How Do We Love Each Other Well During A Time Of A Pandemic?

Many of you know Andy Crouch from his books on leadership, culture, or technology stewardship. Andy always seems to put his finger on the pulse of where things our in our culture. In this timely article, Andy Crouch talks about how we can love each other in leadership during this time. Here is an excerpt:

At this extraordinary moment, local leaders — people who lead groups of 10 to 1,000 people — have perhaps the greatest opportunity to shape culture in the United States that they have ever had. This is a guide for those of us who are Christian leaders at this moment.

Shaping culture is a matter of changing “the horizons of possibility.” Culture tells us, in countless direct and indirect ways, what we are able to do, and what we are not able to do. And leaders play an outsize role in moving those horizons, especially at times of disruption and crisis. They play that role through both symbolic action — what they say, how they say it, even how they hold themselves and respond to others — and through decision-making on behalf of others.

A leader’s responsibility, as circumstances around us change, is to speak, live, and make decisions in such a way that the horizons of possibility move towards shalom, flourishing for everyone in our sphere of influence, especially the vulnerable.
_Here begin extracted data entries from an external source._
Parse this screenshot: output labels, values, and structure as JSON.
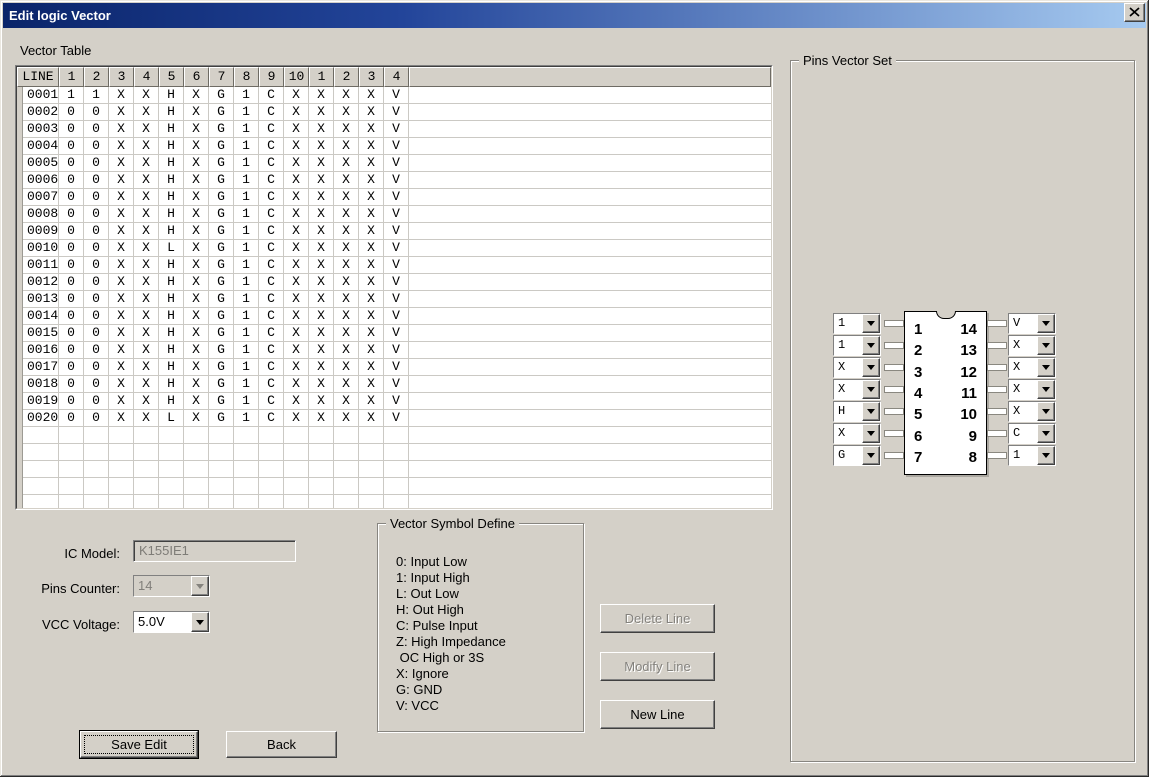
{
  "window": {
    "title": "Edit logic Vector"
  },
  "colors": {
    "dialog_bg": "#d4d0c8",
    "titlebar_start": "#0a246a",
    "titlebar_end": "#a6caf0",
    "grid_line": "#cbc9c4"
  },
  "vector_table": {
    "label": "Vector Table",
    "headers": [
      "LINE",
      "1",
      "2",
      "3",
      "4",
      "5",
      "6",
      "7",
      "8",
      "9",
      "10",
      "1",
      "2",
      "3",
      "4"
    ],
    "rows": [
      {
        "line": "0001",
        "values": [
          "1",
          "1",
          "X",
          "X",
          "H",
          "X",
          "G",
          "1",
          "C",
          "X",
          "X",
          "X",
          "X",
          "V"
        ]
      },
      {
        "line": "0002",
        "values": [
          "0",
          "0",
          "X",
          "X",
          "H",
          "X",
          "G",
          "1",
          "C",
          "X",
          "X",
          "X",
          "X",
          "V"
        ]
      },
      {
        "line": "0003",
        "values": [
          "0",
          "0",
          "X",
          "X",
          "H",
          "X",
          "G",
          "1",
          "C",
          "X",
          "X",
          "X",
          "X",
          "V"
        ]
      },
      {
        "line": "0004",
        "values": [
          "0",
          "0",
          "X",
          "X",
          "H",
          "X",
          "G",
          "1",
          "C",
          "X",
          "X",
          "X",
          "X",
          "V"
        ]
      },
      {
        "line": "0005",
        "values": [
          "0",
          "0",
          "X",
          "X",
          "H",
          "X",
          "G",
          "1",
          "C",
          "X",
          "X",
          "X",
          "X",
          "V"
        ]
      },
      {
        "line": "0006",
        "values": [
          "0",
          "0",
          "X",
          "X",
          "H",
          "X",
          "G",
          "1",
          "C",
          "X",
          "X",
          "X",
          "X",
          "V"
        ]
      },
      {
        "line": "0007",
        "values": [
          "0",
          "0",
          "X",
          "X",
          "H",
          "X",
          "G",
          "1",
          "C",
          "X",
          "X",
          "X",
          "X",
          "V"
        ]
      },
      {
        "line": "0008",
        "values": [
          "0",
          "0",
          "X",
          "X",
          "H",
          "X",
          "G",
          "1",
          "C",
          "X",
          "X",
          "X",
          "X",
          "V"
        ]
      },
      {
        "line": "0009",
        "values": [
          "0",
          "0",
          "X",
          "X",
          "H",
          "X",
          "G",
          "1",
          "C",
          "X",
          "X",
          "X",
          "X",
          "V"
        ]
      },
      {
        "line": "0010",
        "values": [
          "0",
          "0",
          "X",
          "X",
          "L",
          "X",
          "G",
          "1",
          "C",
          "X",
          "X",
          "X",
          "X",
          "V"
        ]
      },
      {
        "line": "0011",
        "values": [
          "0",
          "0",
          "X",
          "X",
          "H",
          "X",
          "G",
          "1",
          "C",
          "X",
          "X",
          "X",
          "X",
          "V"
        ]
      },
      {
        "line": "0012",
        "values": [
          "0",
          "0",
          "X",
          "X",
          "H",
          "X",
          "G",
          "1",
          "C",
          "X",
          "X",
          "X",
          "X",
          "V"
        ]
      },
      {
        "line": "0013",
        "values": [
          "0",
          "0",
          "X",
          "X",
          "H",
          "X",
          "G",
          "1",
          "C",
          "X",
          "X",
          "X",
          "X",
          "V"
        ]
      },
      {
        "line": "0014",
        "values": [
          "0",
          "0",
          "X",
          "X",
          "H",
          "X",
          "G",
          "1",
          "C",
          "X",
          "X",
          "X",
          "X",
          "V"
        ]
      },
      {
        "line": "0015",
        "values": [
          "0",
          "0",
          "X",
          "X",
          "H",
          "X",
          "G",
          "1",
          "C",
          "X",
          "X",
          "X",
          "X",
          "V"
        ]
      },
      {
        "line": "0016",
        "values": [
          "0",
          "0",
          "X",
          "X",
          "H",
          "X",
          "G",
          "1",
          "C",
          "X",
          "X",
          "X",
          "X",
          "V"
        ]
      },
      {
        "line": "0017",
        "values": [
          "0",
          "0",
          "X",
          "X",
          "H",
          "X",
          "G",
          "1",
          "C",
          "X",
          "X",
          "X",
          "X",
          "V"
        ]
      },
      {
        "line": "0018",
        "values": [
          "0",
          "0",
          "X",
          "X",
          "H",
          "X",
          "G",
          "1",
          "C",
          "X",
          "X",
          "X",
          "X",
          "V"
        ]
      },
      {
        "line": "0019",
        "values": [
          "0",
          "0",
          "X",
          "X",
          "H",
          "X",
          "G",
          "1",
          "C",
          "X",
          "X",
          "X",
          "X",
          "V"
        ]
      },
      {
        "line": "0020",
        "values": [
          "0",
          "0",
          "X",
          "X",
          "L",
          "X",
          "G",
          "1",
          "C",
          "X",
          "X",
          "X",
          "X",
          "V"
        ]
      }
    ]
  },
  "pins_vector_set": {
    "label": "Pins Vector Set",
    "left_pins": [
      {
        "pin": "1",
        "value": "1"
      },
      {
        "pin": "2",
        "value": "1"
      },
      {
        "pin": "3",
        "value": "X"
      },
      {
        "pin": "4",
        "value": "X"
      },
      {
        "pin": "5",
        "value": "H"
      },
      {
        "pin": "6",
        "value": "X"
      },
      {
        "pin": "7",
        "value": "G"
      }
    ],
    "right_pins": [
      {
        "pin": "14",
        "value": "V"
      },
      {
        "pin": "13",
        "value": "X"
      },
      {
        "pin": "12",
        "value": "X"
      },
      {
        "pin": "11",
        "value": "X"
      },
      {
        "pin": "10",
        "value": "X"
      },
      {
        "pin": "9",
        "value": "C"
      },
      {
        "pin": "8",
        "value": "1"
      }
    ]
  },
  "form": {
    "ic_model_label": "IC Model:",
    "ic_model_value": "K155IE1",
    "pins_counter_label": "Pins Counter:",
    "pins_counter_value": "14",
    "vcc_voltage_label": "VCC Voltage:",
    "vcc_voltage_value": "5.0V"
  },
  "symbol_define": {
    "label": "Vector Symbol Define",
    "lines": [
      "0: Input Low",
      "1: Input High",
      "L: Out Low",
      "H: Out High",
      "C: Pulse Input",
      "Z: High Impedance",
      " OC High or 3S",
      "X: Ignore",
      "G: GND",
      "V: VCC"
    ]
  },
  "buttons": {
    "delete_line": "Delete Line",
    "modify_line": "Modify Line",
    "new_line": "New Line",
    "save_edit": "Save Edit",
    "back": "Back"
  }
}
With the arrival of COVID-19 in the United States, we need to change the horizons of possibility extremely rapidly in two fundamental ways:

We need to change norms of social interaction literally overnight to minimize the transmission of the virus. I will outline below what I believe are the most important steps, based on the best public information about SARS-CoV-2 (the virus) and COVID-19 (the disease). These steps feel drastic. Crucially, implementing them early enough will require tremendous leadership because they will not initially seem necessary to most of the people we lead. When dealing with pandemics, the measures that will actually make a difference always need to be taken sooner than we think.We need to redirect social energy from anxiety and panic to love and preparation. This crisis presents an extraordinary opportunity to fortify small communities of love and care for our neighbors. That will only happen if we lead in a way that reduces fear, increases faith, and reorients all of us from self-protection to serving others.

There are several reasons that now is an almost uniquely important moment for local leaders. We have become accustomed to culture being shaped “somewhere else” — by elected officials, especially national ones; by celebrities; by media. But we are dealing with a virus that is transmitted person to person, in small and large groups of actual people. This is not a virtual crisis — it is a local, embodied one. Local, embodied responses will quite literally mean life and death for people.